There are many constraints that we could consider, but for the most part they fall into four broad categories:
Supply-demand constraint: For each region,
Generation + Net Imports = Demand – Unserved Energy
Output limits: For each generator, for every time period
Generation <= Capacity
Transmission limits: For each transmission line
Minimum Flow <= Flow <= Maximum Flow
Intermittent limits: For each wind, solar farm:
Generation <= Max Half-hourly Output for a given trace
In addition, there are a wide variety of additional constraints that we could add to this list, including storage constraints for batteries and hydro assets, emissions budgets, and limits on the acceptable level of unserved energy. But for the most part, the vast majority of constraints in a capacity expansion model are shown above.
Outputs – what really matters?
Having defined our objective (ie, to minimise cost), chosen our input parameters, and implemented our constraints, the next step is to hand our problem to our solver to give us the answer. But what is the answer? Many people often assume that the answer is the value of the objective function, ie, the total cost of operating the system over the time horizon. But is this really that helpful? In fact what we are often more interested in are the values of the decision variables that yield this optimal value.
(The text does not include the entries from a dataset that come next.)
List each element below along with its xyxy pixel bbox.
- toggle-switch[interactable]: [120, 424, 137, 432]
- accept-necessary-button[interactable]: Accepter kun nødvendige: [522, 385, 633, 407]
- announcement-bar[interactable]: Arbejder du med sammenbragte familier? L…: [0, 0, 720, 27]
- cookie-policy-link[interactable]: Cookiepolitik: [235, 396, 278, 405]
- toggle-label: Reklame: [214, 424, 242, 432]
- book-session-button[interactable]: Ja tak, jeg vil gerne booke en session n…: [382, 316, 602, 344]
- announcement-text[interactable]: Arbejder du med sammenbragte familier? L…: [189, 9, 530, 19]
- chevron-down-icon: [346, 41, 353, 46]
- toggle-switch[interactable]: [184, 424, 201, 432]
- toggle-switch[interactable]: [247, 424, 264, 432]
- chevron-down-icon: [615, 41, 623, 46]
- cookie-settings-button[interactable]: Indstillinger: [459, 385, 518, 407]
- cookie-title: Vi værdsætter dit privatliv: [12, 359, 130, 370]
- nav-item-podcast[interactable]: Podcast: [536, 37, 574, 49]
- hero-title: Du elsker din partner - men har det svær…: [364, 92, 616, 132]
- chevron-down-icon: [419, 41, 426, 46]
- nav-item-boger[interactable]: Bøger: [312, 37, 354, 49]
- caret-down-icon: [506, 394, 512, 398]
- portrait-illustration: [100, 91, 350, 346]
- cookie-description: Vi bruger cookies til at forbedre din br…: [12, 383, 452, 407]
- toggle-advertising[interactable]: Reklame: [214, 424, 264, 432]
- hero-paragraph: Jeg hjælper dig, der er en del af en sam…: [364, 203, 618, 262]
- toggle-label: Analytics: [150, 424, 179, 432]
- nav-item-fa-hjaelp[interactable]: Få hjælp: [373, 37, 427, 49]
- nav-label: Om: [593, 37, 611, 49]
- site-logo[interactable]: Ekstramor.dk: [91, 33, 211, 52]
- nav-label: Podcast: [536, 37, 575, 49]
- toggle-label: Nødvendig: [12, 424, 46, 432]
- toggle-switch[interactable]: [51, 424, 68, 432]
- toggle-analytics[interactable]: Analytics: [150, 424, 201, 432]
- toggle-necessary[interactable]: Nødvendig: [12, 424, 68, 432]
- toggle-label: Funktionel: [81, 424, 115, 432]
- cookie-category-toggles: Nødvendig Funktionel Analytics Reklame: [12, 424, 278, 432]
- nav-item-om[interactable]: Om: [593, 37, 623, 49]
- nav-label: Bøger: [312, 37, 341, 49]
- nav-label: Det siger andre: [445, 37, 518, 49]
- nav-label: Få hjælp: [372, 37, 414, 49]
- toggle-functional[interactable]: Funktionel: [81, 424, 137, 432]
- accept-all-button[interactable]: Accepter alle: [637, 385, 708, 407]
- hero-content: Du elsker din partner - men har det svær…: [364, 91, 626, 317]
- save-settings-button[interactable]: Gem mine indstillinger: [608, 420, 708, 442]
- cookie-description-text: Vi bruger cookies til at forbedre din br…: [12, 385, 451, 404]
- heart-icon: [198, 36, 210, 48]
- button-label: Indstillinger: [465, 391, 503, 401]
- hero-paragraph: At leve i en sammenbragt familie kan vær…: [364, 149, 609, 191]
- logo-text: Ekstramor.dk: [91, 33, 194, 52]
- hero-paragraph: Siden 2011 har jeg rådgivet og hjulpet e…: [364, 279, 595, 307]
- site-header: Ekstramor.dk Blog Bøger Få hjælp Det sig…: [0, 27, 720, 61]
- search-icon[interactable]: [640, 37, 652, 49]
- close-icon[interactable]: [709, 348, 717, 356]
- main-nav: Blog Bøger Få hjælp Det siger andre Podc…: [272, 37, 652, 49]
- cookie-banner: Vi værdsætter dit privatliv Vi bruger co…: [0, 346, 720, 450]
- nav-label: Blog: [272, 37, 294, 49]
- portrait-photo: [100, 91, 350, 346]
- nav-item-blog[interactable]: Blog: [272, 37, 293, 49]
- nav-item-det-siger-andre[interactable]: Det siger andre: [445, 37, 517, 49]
We want to know what we should build, when we should retire existing plant, and how all of these facilities should be operated. Put simply, it is the value of the decision variables that are of most interest.
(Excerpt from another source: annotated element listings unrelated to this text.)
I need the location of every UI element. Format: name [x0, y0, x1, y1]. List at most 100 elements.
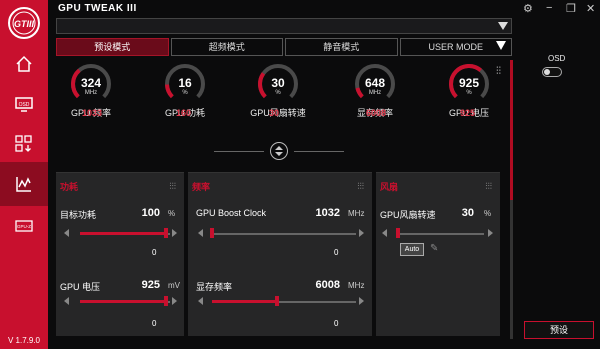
chevron-up-icon: [275, 146, 283, 150]
home-icon: [16, 55, 32, 72]
increment-arrow[interactable]: [172, 229, 177, 237]
row-unit: MHz: [348, 281, 365, 290]
app-logo: GTIII: [8, 7, 40, 39]
osd-toggle[interactable]: [542, 67, 562, 77]
gauge-unit: MHz: [84, 90, 98, 96]
svg-text:OSD: OSD: [19, 102, 30, 108]
row-offset: 0: [334, 248, 339, 257]
panel-header: 风扇 ⫶⫶⫶: [376, 173, 500, 197]
panel-fan: 风扇 ⫶⫶⫶ GPU风扇转速 30 %: [376, 172, 500, 336]
slider-thumb[interactable]: [163, 296, 168, 306]
slider-fill: [212, 300, 277, 303]
slider-thumb[interactable]: [274, 296, 279, 306]
slider-thumb[interactable]: [396, 228, 400, 238]
increment-arrow[interactable]: [359, 297, 364, 305]
gauge-unit: %: [466, 90, 472, 96]
gauge-fan-speed: 30 % 30 GPU风扇转速: [249, 62, 307, 119]
panel-frequency: 频率 ⫶⫶⫶ GPU Boost Clock 1032 MHz 0 显存频率 6…: [188, 172, 372, 336]
row-offset: 0: [334, 319, 339, 328]
mode-tabs: 预设模式 超频模式 静音模式 USER MODE: [56, 38, 512, 56]
row-unit: MHz: [348, 209, 365, 218]
sliders-icon[interactable]: ⫶⫶⫶: [485, 181, 492, 192]
slider-track[interactable]: [212, 233, 356, 235]
chevron-down-icon: [275, 152, 283, 156]
gauge-memory-clock: 648 MHz 6008 显存频率: [346, 62, 404, 119]
increment-arrow[interactable]: [359, 229, 364, 237]
sidebar-item-gpu-info[interactable]: GPU-Z: [0, 204, 48, 248]
increment-arrow[interactable]: [488, 229, 493, 237]
gauge-settings-icon[interactable]: ⫶⫶: [496, 66, 501, 77]
mode-dropdown-button[interactable]: [496, 41, 506, 50]
gauge-unit: %: [182, 90, 188, 96]
panel-title: 风扇: [380, 182, 399, 192]
fan-auto-button[interactable]: Auto: [400, 243, 424, 256]
slider-thumb[interactable]: [163, 228, 168, 238]
gauge-secondary: 30: [269, 108, 280, 118]
sidebar-item-profiles[interactable]: [0, 122, 48, 166]
expand-collapse-button[interactable]: [270, 142, 288, 160]
gauge-gpu-clock: 324 MHz 1033 GPU 频率: [62, 62, 120, 119]
decrement-arrow[interactable]: [382, 229, 387, 237]
app-version: V 1.7.9.0: [7, 336, 41, 345]
row-label: GPU Boost Clock: [196, 208, 267, 218]
close-icon[interactable]: ✕: [586, 2, 595, 15]
gauge-secondary: 1033: [82, 108, 103, 118]
chevron-down-icon: [496, 41, 506, 50]
panel-header: 频率 ⫶⫶⫶: [188, 173, 372, 197]
row-unit: mV: [168, 281, 180, 290]
sidebar: GTIII OSD GPU-Z V 1.7.9.0: [0, 0, 48, 349]
decrement-arrow[interactable]: [64, 229, 69, 237]
settings-icon[interactable]: ⚙: [523, 2, 533, 15]
decrement-arrow[interactable]: [198, 229, 203, 237]
gauge-unit: MHz: [368, 90, 382, 96]
osd-label: OSD: [548, 54, 566, 63]
row-value: 6008: [315, 279, 340, 291]
gauge-value: 648: [364, 76, 386, 90]
row-unit: %: [484, 209, 492, 218]
sliders-icon[interactable]: ⫶⫶⫶: [357, 181, 364, 192]
osd-icon: OSD: [15, 97, 33, 112]
profile-dropdown[interactable]: [56, 18, 512, 34]
panel-header: 功耗 ⫶⫶⫶: [56, 173, 184, 197]
app-title: GPU TWEAK III: [58, 3, 137, 14]
gpu-z-icon: GPU-Z: [15, 220, 33, 232]
panel-title: 频率: [192, 182, 211, 192]
maximize-icon[interactable]: ❐: [566, 2, 576, 15]
scrollbar-thumb[interactable]: [510, 60, 513, 200]
minimize-icon[interactable]: −: [546, 2, 552, 14]
slider-fill: [80, 300, 166, 303]
row-offset: 0: [152, 248, 157, 257]
sidebar-item-home[interactable]: [0, 42, 48, 86]
increment-arrow[interactable]: [172, 297, 177, 305]
tab-oc-mode[interactable]: 超频模式: [170, 38, 283, 56]
gauge-gpu-voltage: 925 % 925 GPU 电压: [440, 62, 498, 119]
svg-text:GPU-Z: GPU-Z: [17, 224, 31, 229]
decrement-arrow[interactable]: [198, 297, 203, 305]
panel-title: 功耗: [60, 182, 79, 192]
svg-text:GTIII: GTIII: [14, 19, 34, 29]
chart-icon: [16, 177, 31, 192]
tab-silent-mode[interactable]: 静音模式: [285, 38, 398, 56]
toggle-knob: [544, 69, 550, 75]
sidebar-item-osd[interactable]: OSD: [0, 82, 48, 126]
slider-track[interactable]: [398, 233, 484, 235]
slider-fill: [80, 232, 166, 235]
sidebar-item-monitor[interactable]: [0, 162, 48, 206]
edit-icon[interactable]: ✎: [430, 243, 438, 254]
gauge-gpu-power: 16 % 160 GPU 功耗: [156, 62, 214, 119]
gauge-value: 30: [271, 76, 285, 90]
row-offset: 0: [152, 319, 157, 328]
row-value: 30: [461, 207, 474, 219]
gauges-row: 324 MHz 1033 GPU 频率 16 % 160 GPU 功耗 30 %…: [56, 62, 512, 132]
preset-button[interactable]: 预设: [524, 321, 594, 339]
gauge-secondary: 160: [176, 108, 192, 118]
row-value: 925: [141, 279, 160, 291]
gauge-value: 925: [458, 76, 480, 90]
decrement-arrow[interactable]: [64, 297, 69, 305]
sliders-icon[interactable]: ⫶⫶⫶: [169, 181, 176, 192]
gauge-secondary: 6008: [366, 108, 387, 118]
slider-thumb[interactable]: [210, 228, 214, 238]
row-value: 1032: [315, 207, 340, 219]
gauge-value: 16: [178, 76, 192, 90]
tab-default-mode[interactable]: 预设模式: [56, 38, 169, 56]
There is also a trick here – it turns out that when we solve a linear program we get some additional variables for free. In particular, every constraint yields a special value, called a dual variable or ‘shadow price’, that represents the effect of alleviating that constraint by an infinitesimal value. In the case of the Supply-Demand constraints, this shadow price has a very particular economic interpretation – it is the additional cost to the system of an additional megawatt-hour of demand. In microeconomic terms, it is the marginal cost of an additional unit of supply.
In a workably competitive market, this can be thought of as being the price yielded by a capacity expansion model. When the marginal cost of building a new plant is higher than the shadow price of the supply demand constraint (ie, the price) a new plant will remain unbuilt. But when the price exceeds the marginal cost, the new plant will be built. This is a desirable characteristic of the model, as it says new plants will be built up to the point where they make an economic profit, but not beyond that point.
Where to from here?
So now we have a means of planning out the system. We have a model that can help us project the new plants that will be built economically, the old plants that will be similarly retired, and how all these plants will work together to ensure supply meets demand. But there have been simplifications along the way – for example, we have not accounted for the following:
- The ability for participants to bid above short run marginal cost.
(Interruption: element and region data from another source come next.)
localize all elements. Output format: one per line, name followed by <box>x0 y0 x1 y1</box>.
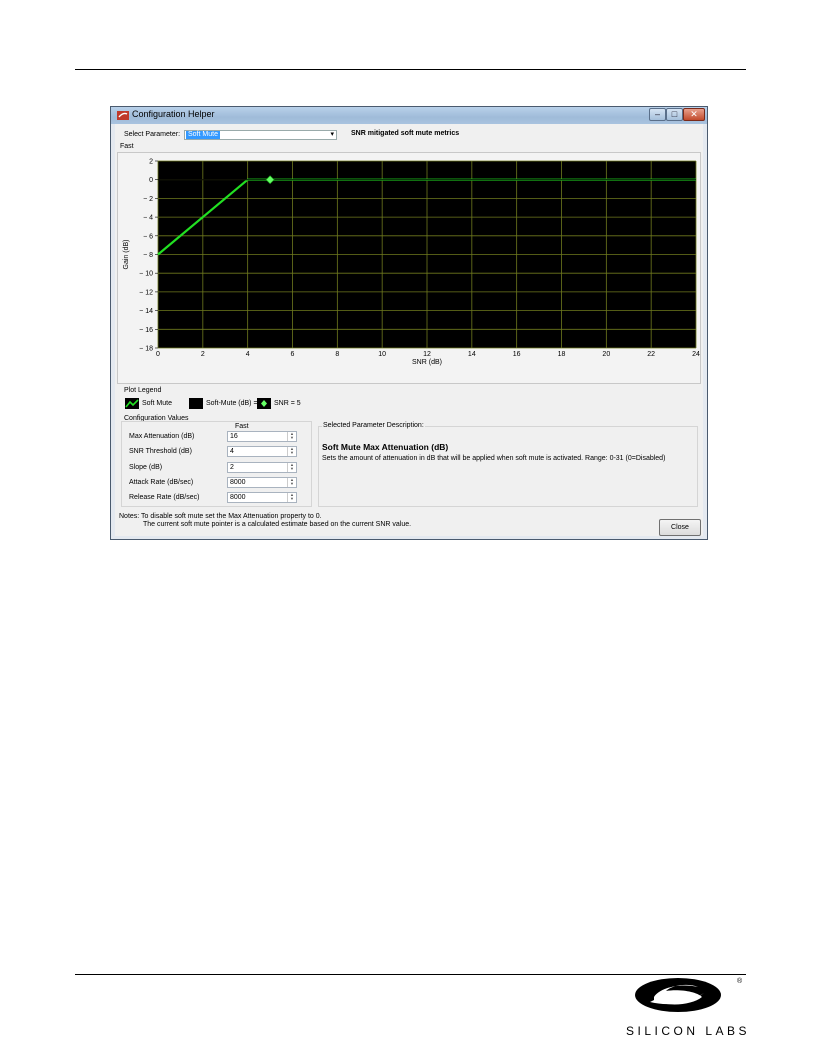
slope-field[interactable]: 2 ▲ ▼ <box>227 462 297 473</box>
x-tick-label: 18 <box>558 351 566 358</box>
configuration-helper-window: Configuration Helper – □ ✕ Select Parame… <box>110 106 708 540</box>
y-tick-label: − 8 <box>143 252 153 259</box>
close-button[interactable]: Close <box>659 519 701 536</box>
x-tick-label: 24 <box>692 351 700 358</box>
x-tick-label: 12 <box>423 351 431 358</box>
config-label-attack-rate: Attack Rate (dB/sec) <box>129 479 194 486</box>
x-tick-label: 22 <box>647 351 655 358</box>
select-parameter-label: Select Parameter: <box>124 131 181 138</box>
legend-title: Plot Legend <box>124 387 162 394</box>
release-rate-spinner[interactable]: ▲ ▼ <box>287 493 296 502</box>
x-tick-label: 4 <box>246 351 250 358</box>
attack-rate-field[interactable]: 8000 ▲ ▼ <box>227 477 297 488</box>
registered-mark: ® <box>737 977 743 985</box>
y-tick-label: − 16 <box>139 327 153 334</box>
x-tick-label: 0 <box>156 351 160 358</box>
legend-item-snr: SNR = 5 <box>274 400 301 407</box>
y-tick-label: 0 <box>149 177 153 184</box>
attack-rate-value: 8000 <box>230 479 246 486</box>
x-tick-label: 10 <box>378 351 386 358</box>
description-title: Soft Mute Max Attenuation (dB) <box>322 442 449 452</box>
attack-rate-spinner[interactable]: ▲ ▼ <box>287 478 296 487</box>
silicon-labs-logo: ® SILICON LABS <box>626 977 750 1038</box>
minimize-icon: – <box>654 109 660 119</box>
slope-value: 2 <box>230 464 234 471</box>
notes-line-2: The current soft mute pointer is a calcu… <box>143 521 412 528</box>
description-group <box>318 426 698 507</box>
snr-legend-icon <box>257 398 271 409</box>
snr-threshold-field[interactable]: 4 ▲ ▼ <box>227 446 297 457</box>
snr-threshold-value: 4 <box>230 448 234 455</box>
parameter-dropdown-value: Soft Mute <box>186 131 220 139</box>
header-rule <box>75 69 746 70</box>
window-titlebar[interactable]: Configuration Helper – □ ✕ <box>111 107 707 124</box>
y-tick-label: − 14 <box>139 308 153 315</box>
config-label-snr-threshold: SNR Threshold (dB) <box>129 448 192 455</box>
soft-mute-legend-icon <box>125 398 139 409</box>
description-text: Sets the amount of attenuation in dB tha… <box>322 455 666 462</box>
slope-spinner[interactable]: ▲ ▼ <box>287 463 296 472</box>
config-column-header: Fast <box>235 423 249 430</box>
plot-caption: Fast <box>120 143 134 150</box>
maximize-button[interactable]: □ <box>666 108 683 121</box>
notes-line-1: Notes: To disable soft mute set the Max … <box>119 513 322 520</box>
y-axis-label: Gain (dB) <box>123 240 130 270</box>
plot-panel: 0 2 4 6 8 10 12 14 16 18 20 22 24 2 0− 2− 4− 6− 8− 10−… <box>117 152 701 384</box>
x-tick-label: 16 <box>513 351 521 358</box>
window-title: Configuration Helper <box>132 109 215 119</box>
metric-title: SNR mitigated soft mute metrics <box>351 130 460 137</box>
soft-mute-chart: 0 2 4 6 8 10 12 14 16 18 20 22 2420− 2− 4− 6− 8− 10−… <box>123 159 700 367</box>
legend-item-soft-mute-zero: Soft-Mute (dB) = 0 <box>206 400 264 407</box>
y-tick-label: 2 <box>149 159 153 166</box>
x-tick-label: 20 <box>602 351 610 358</box>
config-label-max-attenuation: Max Attenuation (dB) <box>129 433 195 440</box>
y-tick-label: − 10 <box>139 271 153 278</box>
config-label-slope: Slope (dB) <box>129 464 163 471</box>
parameter-dropdown[interactable]: Soft Mute ▾ <box>184 130 337 140</box>
release-rate-value: 8000 <box>230 494 246 501</box>
legend-item-soft-mute: Soft Mute <box>142 400 172 407</box>
y-tick-label: − 4 <box>143 215 153 222</box>
release-rate-field[interactable]: 8000 ▲ ▼ <box>227 492 297 503</box>
description-header: Selected Parameter Description: <box>322 422 425 429</box>
y-tick-label: − 12 <box>139 289 153 296</box>
x-tick-label: 8 <box>335 351 339 358</box>
chevron-down-icon: ▾ <box>330 131 334 138</box>
soft-mute-zero-legend-icon <box>189 398 203 409</box>
minimize-button[interactable]: – <box>649 108 666 121</box>
max-attenuation-value: 16 <box>230 433 238 440</box>
maximize-icon: □ <box>671 109 678 119</box>
max-attenuation-field[interactable]: 16 ▲ ▼ <box>227 431 297 442</box>
silicon-labs-wordmark: SILICON LABS <box>626 1024 750 1038</box>
silicon-labs-app-icon <box>117 111 129 120</box>
y-tick-label: − 2 <box>143 196 153 203</box>
x-tick-label: 2 <box>201 351 205 358</box>
y-tick-label: − 18 <box>139 346 153 353</box>
close-icon: ✕ <box>690 109 698 119</box>
max-attenuation-spinner[interactable]: ▲ ▼ <box>287 432 296 441</box>
x-tick-label: 6 <box>291 351 295 358</box>
window-client-area: Select Parameter: Soft Mute ▾ SNR mitiga… <box>115 124 703 536</box>
config-label-release-rate: Release Rate (dB/sec) <box>129 494 200 501</box>
window-close-button[interactable]: ✕ <box>683 108 705 121</box>
y-tick-label: − 6 <box>143 233 153 240</box>
snr-threshold-spinner[interactable]: ▲ ▼ <box>287 447 296 456</box>
x-axis-label: SNR (dB) <box>412 359 442 366</box>
x-tick-label: 14 <box>468 351 476 358</box>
- Operational factors such as ramp rates, and generator outages
- Other factors such as considering the effect of different traces for demand, wind, and solar.
One might ask why we did not simply account for these factors in our capacity expansion model. The answer is that were we to do so, the computational complexity would be prohibitive – the problem is simply too big to solve in one go, or even in large chunks. It is for this reason that the next step in a standard modelling framework is to simulate real-time dispatch – the subject of Part 2 in this series.